The World Gold Council (WGC) unveiled its Gold Demand Trends report for the first quarter of 2026, saying demand for gold bars and coins in Thailand climbed 35% year on year to 10 tonnes, the country’s strongest first-quarter performance since 2019.
The report said economic uncertainty and rising political tensions, together with higher gold prices, continued to support demand for gold as a safe-haven asset in Thailand.
Quarterly global demand across all sectors, including over-the-counter (OTC) trading, increased 2% year on year to 1,231 tonnes.
Although demand volumes rose moderately, the value surged to US$193 billion, up 74% from a year earlier.
Retail investors worldwide turned their attention to the direction of gold prices and gold’s safe-haven qualities, lifting demand for bars and coins by 42% year on year to 474 tonnes.
Other markets in Asia, including China, India, South Korea and Japan, also recorded higher purchases of gold bars and coins, one of the main factors behind the current shift in the structure of gold demand.
Demand for bars and coins was also supported by strong growth in the United States and Europe, where demand rose 14% and 50%, respectively.
Physically backed gold exchange-traded fund (ETF) demand remained positive in the first quarter, with holdings increasing by 62 tonnes.
This was largely driven by continued strength in Asia-listed funds, which rose by 84 tonnes over the quarter.
However, heavy outflows in March, mostly from US-listed funds, slowed what had been a very strong start to the year.
By contrast, jewellery demand declined sharply, falling 23% year on year to 300 tonnes as prices rose throughout the quarter.
Thai jewellery demand followed the global trend, down 5% year on year to 1.7 tonnes.
Gold jewellery demand weakened in all major markets worldwide and fell notably in China (-32%), India (-19%) and the Middle East (-23%).
In value terms, however, jewellery demand increased, reflecting consumers’ view of buying jewellery as a way to hold gold despite prices being at record highs.
Market analysis indicated that part of jewellery consumption had shifted into demand for bars and coins, particularly in markets such as China and India, where jewellery can serve as an alternative investment.
Shaokai Fan, Head of Asia-Pacific (ex China) and Global Head of Central Banks at the World Gold Council, said: “Thailand’s gold investment demand delivered its strongest first-quarter performance since 2019, with demand for bars and coins rising 35% year on year to 10 tonnes.
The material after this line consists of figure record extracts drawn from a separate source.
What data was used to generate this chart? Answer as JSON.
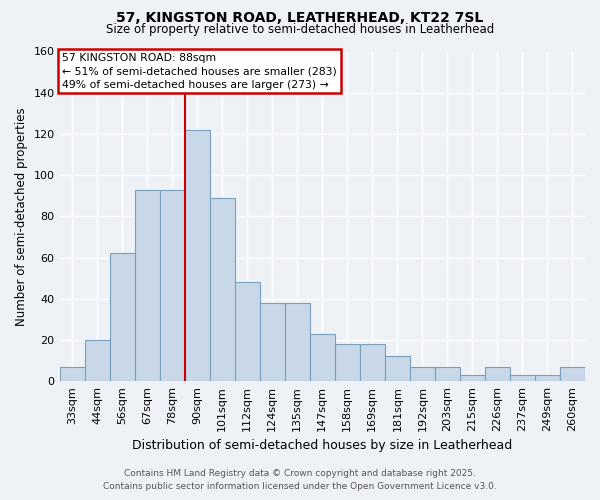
{
  "title1": "57, KINGSTON ROAD, LEATHERHEAD, KT22 7SL",
  "title2": "Size of property relative to semi-detached houses in Leatherhead",
  "xlabel": "Distribution of semi-detached houses by size in Leatherhead",
  "ylabel": "Number of semi-detached properties",
  "categories": [
    "33sqm",
    "44sqm",
    "56sqm",
    "67sqm",
    "78sqm",
    "90sqm",
    "101sqm",
    "112sqm",
    "124sqm",
    "135sqm",
    "147sqm",
    "158sqm",
    "169sqm",
    "181sqm",
    "192sqm",
    "203sqm",
    "215sqm",
    "226sqm",
    "237sqm",
    "249sqm",
    "260sqm"
  ],
  "values": [
    7,
    20,
    62,
    93,
    93,
    122,
    89,
    48,
    38,
    38,
    23,
    18,
    18,
    12,
    7,
    7,
    3,
    7,
    3,
    3,
    7
  ],
  "bar_color": "#c8d8e8",
  "bar_edge_color": "#7aa0be",
  "vline_x_index": 5,
  "vline_color": "#cc0000",
  "annotation_title": "57 KINGSTON ROAD: 88sqm",
  "annotation_line1": "← 51% of semi-detached houses are smaller (283)",
  "annotation_line2": "49% of semi-detached houses are larger (273) →",
  "annotation_box_color": "#cc0000",
  "footer1": "Contains HM Land Registry data © Crown copyright and database right 2025.",
  "footer2": "Contains public sector information licensed under the Open Government Licence v3.0.",
  "ylim": [
    0,
    160
  ],
  "yticks": [
    0,
    20,
    40,
    60,
    80,
    100,
    120,
    140,
    160
  ],
  "background_color": "#eef2f7",
  "grid_color": "#ffffff"
}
This is a clear sign that investors continue to respond well to gold, particularly given gold’s strong performance amid rising geopolitical and economic uncertainty, which is expected to continue throughout 2026. Ongoing geopolitical risks, together with momentum from high inflation and persistently high gold prices, are expected to continue supporting investment demand and demand from central banks worldwide.”
Central banks worldwide continued to support overall demand, with net purchases totalling 244 tonnes in the first quarter.
Gold buying was higher than both the previous quarter and the five-year average, despite an increase in selling by a small number of official-sector institutions, including the Central Bank of the Republic of Türkiye, the Central Bank of the Russian Federation and the State Oil Fund of the Republic of Azerbaijan.
Market activity throughout the quarter reflected gold’s special role as an indispensable reserve asset that remains accessible even during periods of high market volatility.
Overall gold supply rose 2% year on year to 1,231 tonnes.
Mine production reached a new first-quarter record, while recycling increased only modestly by 5% despite high gold prices, reflecting a relatively limited supply response and tighter overall market conditions.
Louise Street, Senior Markets Analyst at the World Gold Council, said: “Gold price volatility has risen markedly in 2026, with prices peaking above US$5,400 per ounce in January before a significant but manageable correction. Price momentum, together with heightened geopolitical risk, has driven stronger investment demand, particularly in Asia, as investors seek stability in the form of gold bars. Continued gold purchases by central banks worldwide have also helped offset strategic selling.”
“Looking ahead, geopolitical risks are expected to remain a driver of investment demand, although interest rates staying high for an extended period could create pressure, especially in Western markets. Jewellery spending is expected to remain strong, even though high prices will affect volumes. On the supply side, mine production is expected to grow moderately. However, potential energy shortages could slow that outlook,” Louise Street added.